Bad credit car loans are one of the most popular types of loans for people with bad credit. However, there are a number of myths about these loans that can cause people to either avoid them altogether or make poor choices when they do take one out. We’ll dispel some of the most common myths about bad credit car loans so that you can make an informed decision about whether or not one is right for you.
- Bad credit car loans are always more expensive than loans for people with good credit
This is simply not true. The interest rate you’ll qualify for on a bad credit auto loans will depend on a number of factors, including your credit score, the amount you’re borrowing, and the length of the loan. In some cases, you may actually be able to get a better interest rate on a bad credit car loan than you would on a loan for people with good credit.
- You can only get a bad credit car loan if you have a co-signer
Again, this is not necessarily true. While having a co-signer can help you qualify for a loan with better terms, it is not always required. In many cases, you can get a bad credit car loan without a co-signer as long as you have a steady income and can prove that you can make the payments.
- Bad credit car loans are only available from subprime lenders
While it’s true that most bad credit car loans are issued by subprime lenders, this is not always the case. Some traditional lenders, such as banks and credit unions, also offer loans for people with bad credit. The terms of these loans may not be as favourable as those offered by subprime lenders, but they can still be a good option for people who need a loan and can’t qualify for one from a traditional lender.

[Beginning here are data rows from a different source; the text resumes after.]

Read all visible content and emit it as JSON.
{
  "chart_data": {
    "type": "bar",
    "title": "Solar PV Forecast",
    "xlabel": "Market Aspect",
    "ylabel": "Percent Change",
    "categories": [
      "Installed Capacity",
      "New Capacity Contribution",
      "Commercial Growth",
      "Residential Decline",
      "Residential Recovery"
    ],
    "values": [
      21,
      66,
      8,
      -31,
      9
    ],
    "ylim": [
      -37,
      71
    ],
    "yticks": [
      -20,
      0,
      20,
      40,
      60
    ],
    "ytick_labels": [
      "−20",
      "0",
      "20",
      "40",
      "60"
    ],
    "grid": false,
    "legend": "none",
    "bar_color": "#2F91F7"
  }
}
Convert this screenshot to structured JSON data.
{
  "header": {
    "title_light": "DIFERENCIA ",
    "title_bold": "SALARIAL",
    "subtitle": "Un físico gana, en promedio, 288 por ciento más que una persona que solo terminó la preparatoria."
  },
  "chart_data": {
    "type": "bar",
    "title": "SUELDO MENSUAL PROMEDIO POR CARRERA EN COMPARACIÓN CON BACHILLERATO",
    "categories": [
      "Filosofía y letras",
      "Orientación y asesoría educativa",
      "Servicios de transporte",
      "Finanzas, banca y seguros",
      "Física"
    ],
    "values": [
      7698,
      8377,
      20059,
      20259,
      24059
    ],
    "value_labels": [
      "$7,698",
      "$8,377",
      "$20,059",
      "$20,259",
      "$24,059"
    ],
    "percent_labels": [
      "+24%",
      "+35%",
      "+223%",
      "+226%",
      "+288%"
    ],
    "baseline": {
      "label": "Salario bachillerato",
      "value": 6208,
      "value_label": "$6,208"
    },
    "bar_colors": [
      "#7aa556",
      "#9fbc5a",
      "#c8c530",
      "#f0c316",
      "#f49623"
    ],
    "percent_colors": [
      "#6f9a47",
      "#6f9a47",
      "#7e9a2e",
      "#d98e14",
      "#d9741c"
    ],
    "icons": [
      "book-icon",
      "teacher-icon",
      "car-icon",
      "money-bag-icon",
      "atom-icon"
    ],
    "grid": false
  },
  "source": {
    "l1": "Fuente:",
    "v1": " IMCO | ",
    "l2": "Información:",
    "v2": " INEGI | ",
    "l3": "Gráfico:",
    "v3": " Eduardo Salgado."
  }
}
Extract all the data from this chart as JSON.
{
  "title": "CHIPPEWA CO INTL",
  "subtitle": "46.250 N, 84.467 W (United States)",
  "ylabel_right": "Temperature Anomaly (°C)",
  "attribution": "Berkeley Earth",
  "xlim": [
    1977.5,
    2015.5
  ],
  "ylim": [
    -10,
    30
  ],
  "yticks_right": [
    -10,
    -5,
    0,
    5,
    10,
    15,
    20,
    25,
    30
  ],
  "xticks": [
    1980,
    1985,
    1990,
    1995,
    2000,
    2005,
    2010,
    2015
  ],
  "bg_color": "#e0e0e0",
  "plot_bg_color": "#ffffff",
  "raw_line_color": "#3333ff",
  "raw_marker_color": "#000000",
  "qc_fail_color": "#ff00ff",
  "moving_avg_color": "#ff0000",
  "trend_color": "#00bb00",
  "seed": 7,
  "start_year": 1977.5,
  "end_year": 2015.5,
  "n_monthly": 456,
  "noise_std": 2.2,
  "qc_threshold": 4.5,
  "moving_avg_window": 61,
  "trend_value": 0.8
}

- You have to have a down payment to get a bad credit car loan
This is not always the case. While having a down payment can improve the terms of your loan, it is not always required. In many cases, you can get a bad credit car loan with no money down.
- You can’t get a bad credit car loan if you have a bankruptcy on your credit report
While it’s true that having a bankruptcy on your credit report will make it more difficult to get a loan, it is not impossible. Depending on the type of bankruptcy, bankruptcy can stay on your credit report for up to 10 years. Nowadays, auto lenders are willing to work with people who have a bankruptcy on their credit reports. Some of them even give you the option of including your car payments in your bankruptcy.
Conclusion:
If you’re thinking about taking out a bad credit car loan, don’t let these myths dissuade you. With a little research, you can find a loan that’s right for you and that will help you rebuild your credit.